Side note: As in all DNA processes, there is also room for error and mutation in replication and storage. Hosts can actually incorporate the viral DNA into their own and gain new functions (e.g., a bacteriophage turns the harmless Vibrio bacterial strain into Vibrio cholerae, which is the source of cholera).
Nuts and bolts aside, because they are so good at killing bacteria, phages have been explored as a treatment for bacterial infections since their discovery in the early 1900’s (by both Frederick Twort of Great Britain in 1915, and Félix d’Hérelle of Canada in 1917). As the phage has naturally evolved alongside their bacterial hosts for billions of years, ‘phage therapy’ has an extreme advantage over antibiotics, which bacterial strains can (and do!) become quickly resistant to. These advantages include: being harmless to humans, small yet effective doses, minimal side effects, etc. It has been found useful in fighting many medical issues such as cholera, anthrax, gastric fever, botulism, tularemia, bubonic plague, and even showing promise as a possible treatment for diseases like cystic fibrosis.
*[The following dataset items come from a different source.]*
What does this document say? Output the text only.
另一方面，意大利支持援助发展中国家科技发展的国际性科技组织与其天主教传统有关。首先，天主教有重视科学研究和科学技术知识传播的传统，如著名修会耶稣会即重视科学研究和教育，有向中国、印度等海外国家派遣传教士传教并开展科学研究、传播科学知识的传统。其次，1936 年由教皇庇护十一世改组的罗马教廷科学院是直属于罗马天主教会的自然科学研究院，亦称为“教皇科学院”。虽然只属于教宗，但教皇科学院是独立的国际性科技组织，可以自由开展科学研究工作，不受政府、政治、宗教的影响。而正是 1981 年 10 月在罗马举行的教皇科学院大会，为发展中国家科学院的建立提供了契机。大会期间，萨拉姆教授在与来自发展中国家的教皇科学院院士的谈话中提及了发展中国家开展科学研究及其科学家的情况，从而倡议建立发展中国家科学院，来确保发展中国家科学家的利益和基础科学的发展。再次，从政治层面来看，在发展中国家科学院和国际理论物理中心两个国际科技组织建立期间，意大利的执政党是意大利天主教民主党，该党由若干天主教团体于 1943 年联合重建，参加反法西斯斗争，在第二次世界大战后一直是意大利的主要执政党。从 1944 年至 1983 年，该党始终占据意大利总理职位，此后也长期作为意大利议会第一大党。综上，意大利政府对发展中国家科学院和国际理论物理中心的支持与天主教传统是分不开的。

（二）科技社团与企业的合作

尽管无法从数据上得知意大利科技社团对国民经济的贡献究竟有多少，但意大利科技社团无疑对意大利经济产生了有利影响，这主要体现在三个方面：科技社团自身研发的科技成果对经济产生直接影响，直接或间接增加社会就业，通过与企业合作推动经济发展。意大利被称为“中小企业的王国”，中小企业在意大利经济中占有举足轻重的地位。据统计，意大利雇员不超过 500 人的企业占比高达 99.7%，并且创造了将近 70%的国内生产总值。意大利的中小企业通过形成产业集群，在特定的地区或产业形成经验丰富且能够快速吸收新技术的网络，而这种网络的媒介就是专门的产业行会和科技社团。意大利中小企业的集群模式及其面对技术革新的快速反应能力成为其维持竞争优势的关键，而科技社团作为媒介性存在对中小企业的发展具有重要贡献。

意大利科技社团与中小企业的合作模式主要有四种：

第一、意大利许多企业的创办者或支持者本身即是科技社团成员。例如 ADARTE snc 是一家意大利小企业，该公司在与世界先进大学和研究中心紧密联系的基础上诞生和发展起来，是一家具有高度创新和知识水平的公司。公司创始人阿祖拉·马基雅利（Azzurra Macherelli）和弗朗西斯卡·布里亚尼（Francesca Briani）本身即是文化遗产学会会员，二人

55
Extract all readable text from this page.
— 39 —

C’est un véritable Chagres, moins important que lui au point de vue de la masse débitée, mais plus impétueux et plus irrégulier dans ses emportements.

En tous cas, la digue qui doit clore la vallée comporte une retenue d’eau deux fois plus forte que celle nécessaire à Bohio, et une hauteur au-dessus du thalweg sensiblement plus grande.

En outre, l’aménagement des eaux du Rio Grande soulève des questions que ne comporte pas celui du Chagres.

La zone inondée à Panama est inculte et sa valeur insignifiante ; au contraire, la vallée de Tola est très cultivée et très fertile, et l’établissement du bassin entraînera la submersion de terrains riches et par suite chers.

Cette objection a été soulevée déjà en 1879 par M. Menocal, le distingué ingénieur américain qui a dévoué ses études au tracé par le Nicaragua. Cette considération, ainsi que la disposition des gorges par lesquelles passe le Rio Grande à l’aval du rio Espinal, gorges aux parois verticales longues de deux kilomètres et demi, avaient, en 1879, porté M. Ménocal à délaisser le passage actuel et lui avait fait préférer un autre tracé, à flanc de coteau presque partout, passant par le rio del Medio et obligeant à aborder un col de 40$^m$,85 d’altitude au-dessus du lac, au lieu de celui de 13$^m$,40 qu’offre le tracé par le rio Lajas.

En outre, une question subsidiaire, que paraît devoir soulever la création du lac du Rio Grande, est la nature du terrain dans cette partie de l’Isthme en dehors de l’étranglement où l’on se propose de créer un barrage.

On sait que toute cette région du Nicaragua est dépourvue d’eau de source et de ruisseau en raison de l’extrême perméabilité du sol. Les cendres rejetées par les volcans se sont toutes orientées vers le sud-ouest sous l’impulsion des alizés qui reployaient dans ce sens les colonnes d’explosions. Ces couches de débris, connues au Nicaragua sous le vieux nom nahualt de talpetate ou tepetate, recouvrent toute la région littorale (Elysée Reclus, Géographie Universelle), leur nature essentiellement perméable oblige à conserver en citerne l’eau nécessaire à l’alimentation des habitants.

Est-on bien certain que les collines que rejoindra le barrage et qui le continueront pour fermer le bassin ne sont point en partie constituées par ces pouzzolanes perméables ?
This brings hope that phages may help us deal with increasing issues of bacterial antibiotic resistance, and phage therapy is actually starting to become more popular globally, albeit slowly. Currently, treatments for humans are only used in Russia and Georgia (although used in the West against food poisoning bacteria, as in Listeria), as the result of a neat historical quirk:
After the discovery of phages by Twort and d’Hérelle, George Eliava of Georgia traveled to Paris where he worked with d’Hérelle. In 1923, he founded the Eliava Institute in Tbilisi, devoted to phage therapy. Unfortunately, Eliava was executed in 1937, but the Institute carried on even as the Soviet Union drew the Iron Curtain and became ideologically separated from Western medicine and their antibiotic camp which arose in the 1940’s. The Russians even used phage therapy during WWII as they had no Western antibiotics. There’s a sweet TEDx talk by the late professor Revaz Adamia on phage therapy and the Georgian connection at http://www.youtube.com/watch?v=sjH6m5VuR6I.
Hopefully, bacteriophages will continue to be studied both for their evolutionary knowledge and potential medical applications. In the meantime, they will continue happily infecting bacteria as they have for billions of years, much like H.G. Wells’ Martians plagued Earth for years, bringing death and destruction to their hosts, within your own body!
** I’m going to take a moment to nerd out right now, but if you click this link, you totally need to spend a good portion of the rest of your life on WolframAlpha. Unlike a ‘search’ engine like Google that just mines the Internet for key words and provides a list of links to pages or documents, it’s a ‘computational’ engine, meaning you can plug in any query and it will calculate and compute, through a massive database of curated data, the answer to your questions, as well provide you with a host of relevant information, formulas, etc.. Try it out. For real. Especially if you’re a student!!